As a guy who opponents don’t particularly like to play against, Cooke is often a target for post-whistle aggression. While a lot of the bellicosity towards the forward stems from past reputation, Cooke has zero penalty minutes as a member of the Wild. Tonight, Paul Ranger fired the puck over the boards for a delay of game penalty. Cooke raised his arm in the air to bring attention to the infraction and the ref made the call. However, Ranger must not have liked the fact that Cooke tattled on him and tried to engage the forward. However, Cooke has been around the block a few times and didn’t fall for the bait and laughed in Ranger's face as he sat for two minutes.

Throughout the course of an NHL season, there are questionable plays that look like they could be penalties on either team. But depending on which side you’re on, you’ll probably feel like the ref blew the call. On these borderline plays, there are a few ways the refs can call things, that will inevitably make one fan base feel like they got hosed.

First, they can ignore the play completely and just let things go on without an infraction. The no-call enrages both sides because they think the other team definitely should’ve been tagged for a penalty. They also can make a judgment call and whistle one player for a penalty, in which one side is outraged. Or, they can call both players for penalties, evening things out. This often leaves fans both perplexed and steamed.

One of those perplexing calls was made in the second period of the game tonight. Nino Niederreiter was crashing the net and looking for a pass when Cody Franson hit him from behind, causing Niederreiter to veer off-course and run into Leafs goaltender James Reimer. Franson was tagged with an interference penalty for hitting Nino, but Niederreiter was also given two minutes for goaltender interference. (Scratching head) Whatever fan base you’re a part of, that doesn’t seem right. But, calling matching minors seems fair is a way for referees to acknowledge a player did something illegal without assessing full blame on either player.

Phil Kessel seems to get a lot of flack from fan bases around the League. Whether it is getting picked last at the NHL All-Star Game or hacking at the back of the legs of a giant like he’s trying to chop down a tree, Kessel is often the butt of jokes.

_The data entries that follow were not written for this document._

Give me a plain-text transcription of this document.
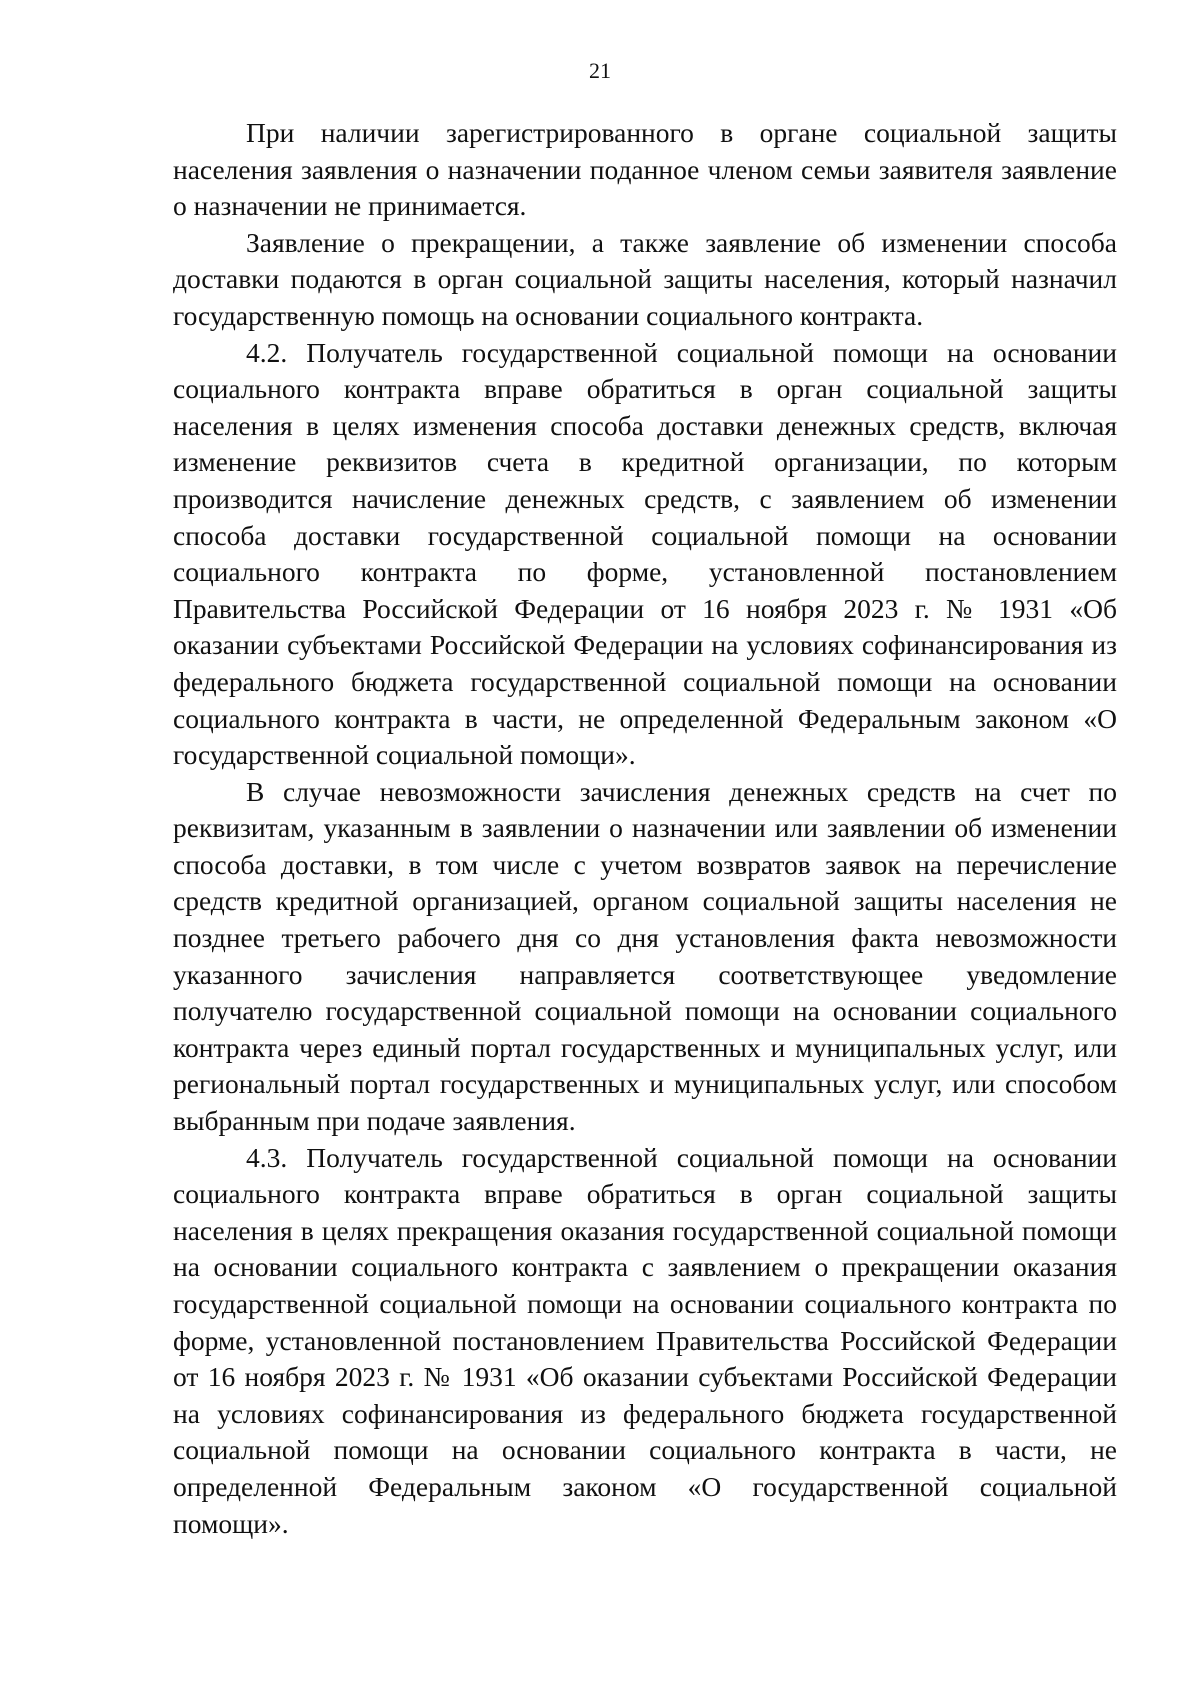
21

При наличии зарегистрированного в органе социальной защиты населения заявления о назначении поданное членом семьи заявителя заявление о назначении не принимается.

Заявление о прекращении, а также заявление об изменении способа доставки подаются в орган социальной защиты населения, который назначил государственную помощь на основании социального контракта.

4.2. Получатель государственной социальной помощи на основании социального контракта вправе обратиться в орган социальной защиты населения в целях изменения способа доставки денежных средств, включая изменение реквизитов счета в кредитной организации, по которым производится начисление денежных средств, с заявлением об изменении способа доставки государственной социальной помощи на основании социального контракта по форме, установленной постановлением Правительства Российской Федерации от 16 ноября 2023 г. № 1931 «Об оказании субъектами Российской Федерации на условиях софинансирования из федерального бюджета государственной социальной помощи на основании социального контракта в части, не определенной Федеральным законом «О государственной социальной помощи».

В случае невозможности зачисления денежных средств на счет по реквизитам, указанным в заявлении о назначении или заявлении об изменении способа доставки, в том числе с учетом возвратов заявок на перечисление средств кредитной организацией, органом социальной защиты населения не позднее третьего рабочего дня со дня установления факта невозможности указанного зачисления направляется соответствующее уведомление получателю государственной социальной помощи на основании социального контракта через единый портал государственных и муниципальных услуг, или региональный портал государственных и муниципальных услуг, или способом выбранным при подаче заявления.

4.3. Получатель государственной социальной помощи на основании социального контракта вправе обратиться в орган социальной защиты населения в целях прекращения оказания государственной социальной помощи на основании социального контракта с заявлением о прекращении оказания государственной социальной помощи на основании социального контракта по форме, установленной постановлением Правительства Российской Федерации от 16 ноября 2023 г. № 1931 «Об оказании субъектами Российской Федерации на условиях софинансирования из федерального бюджета государственной социальной помощи на основании социального контракта в части, не определенной Федеральным законом «О государственной социальной помощи».
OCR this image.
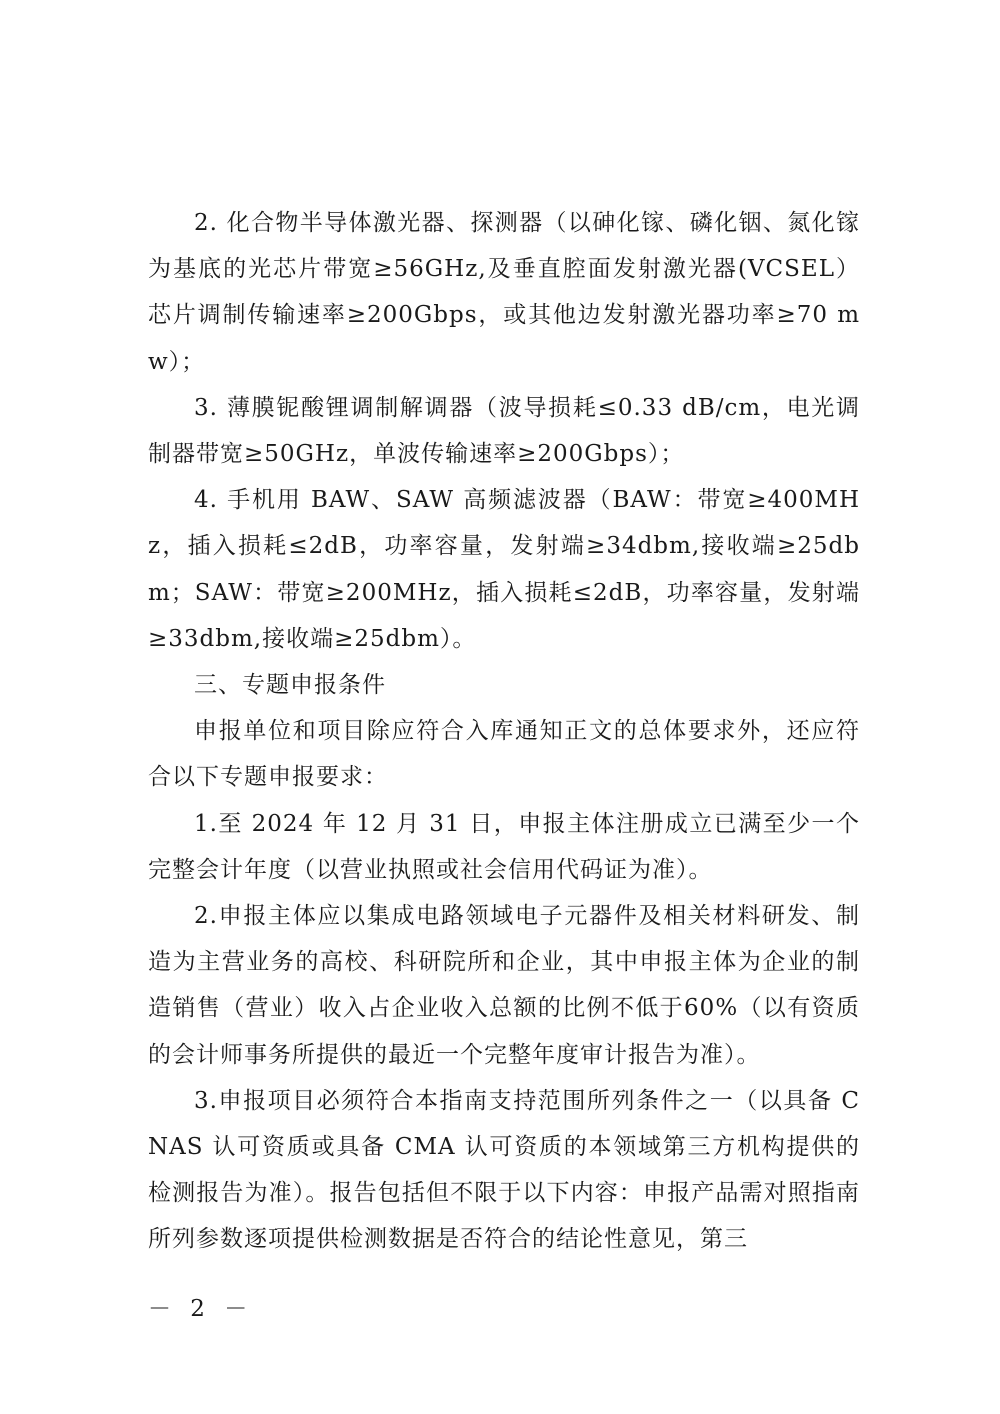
2. 化合物半导体激光器、探测器（以砷化镓、磷化铟、氮化镓为基底的光芯片带宽≥56GHz,及垂直腔面发射激光器(VCSEL）芯片调制传输速率≥200Gbps，或其他边发射激光器功率≥70 mw）；

3. 薄膜铌酸锂调制解调器（波导损耗≤0.33 dB/cm，电光调制器带宽≥50GHz，单波传输速率≥200Gbps）；

4. 手机用 BAW、SAW 高频滤波器（BAW：带宽≥400MHz，插入损耗≤2dB，功率容量，发射端≥34dbm,接收端≥25dbm；SAW：带宽≥200MHz，插入损耗≤2dB，功率容量，发射端≥33dbm,接收端≥25dbm）。

三、专题申报条件

申报单位和项目除应符合入库通知正文的总体要求外，还应符合以下专题申报要求：

1.至 2024 年 12 月 31 日，申报主体注册成立已满至少一个完整会计年度（以营业执照或社会信用代码证为准）。

2.申报主体应以集成电路领域电子元器件及相关材料研发、制造为主营业务的高校、科研院所和企业，其中申报主体为企业的制造销售（营业）收入占企业收入总额的比例不低于60%（以有资质的会计师事务所提供的最近一个完整年度审计报告为准）。

3.申报项目必须符合本指南支持范围所列条件之一（以具备 CNAS 认可资质或具备 CMA 认可资质的本领域第三方机构提供的检测报告为准）。报告包括但不限于以下内容：申报产品需对照指南所列参数逐项提供检测数据是否符合的结论性意见，第三

－ 2 －
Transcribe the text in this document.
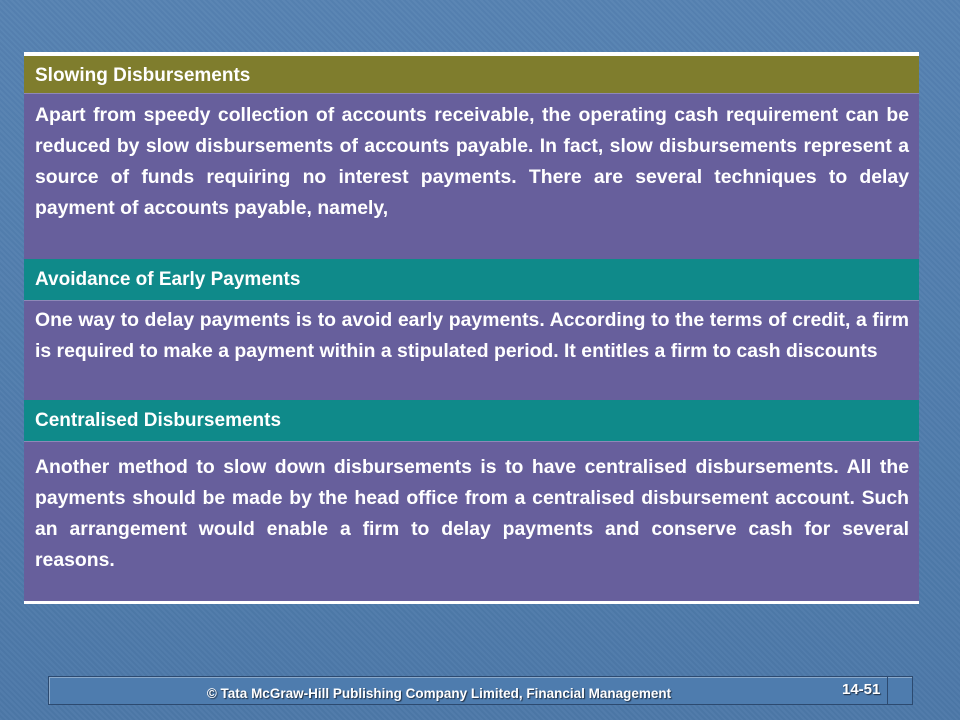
Slowing Disbursements
Apart from speedy collection of accounts receivable, the operating cash requirement can be reduced by slow disbursements of accounts payable. In fact, slow disbursements represent a source of funds requiring no interest payments. There are several techniques to delay payment of accounts payable, namely,
Avoidance of Early Payments
One way to delay payments is to avoid early payments. According to the terms of credit, a firm is required to make a payment within a stipulated period. It entitles a firm to cash discounts
Centralised Disbursements
Another method to slow down disbursements is to have centralised disbursements. All the payments should be made by the head office from a centralised disbursement account. Such an arrangement would enable a firm to delay payments and conserve cash for several reasons.
© Tata McGraw-Hill Publishing Company Limited, Financial Management	14-51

But tonight he did something that was pretty classy. With a minute remaining he was on a 2-on-1 rush with the Wild’s net empty for an extra attacker. He moved the puck to Mason Raymond on the wing and Raymond tried to saucer a pass back to the breaking Kessel. However, the pass was heading right for the empty net. Kessel easily could’ve slammed the puck home for the goal, but he let the puck slide past the goal line for Raymond’s second of the game; pretty nice move from a guy who is universally derided around the NHL. I would've snatched that empty netter like it was an unclaimed Benjamin in a dark alley.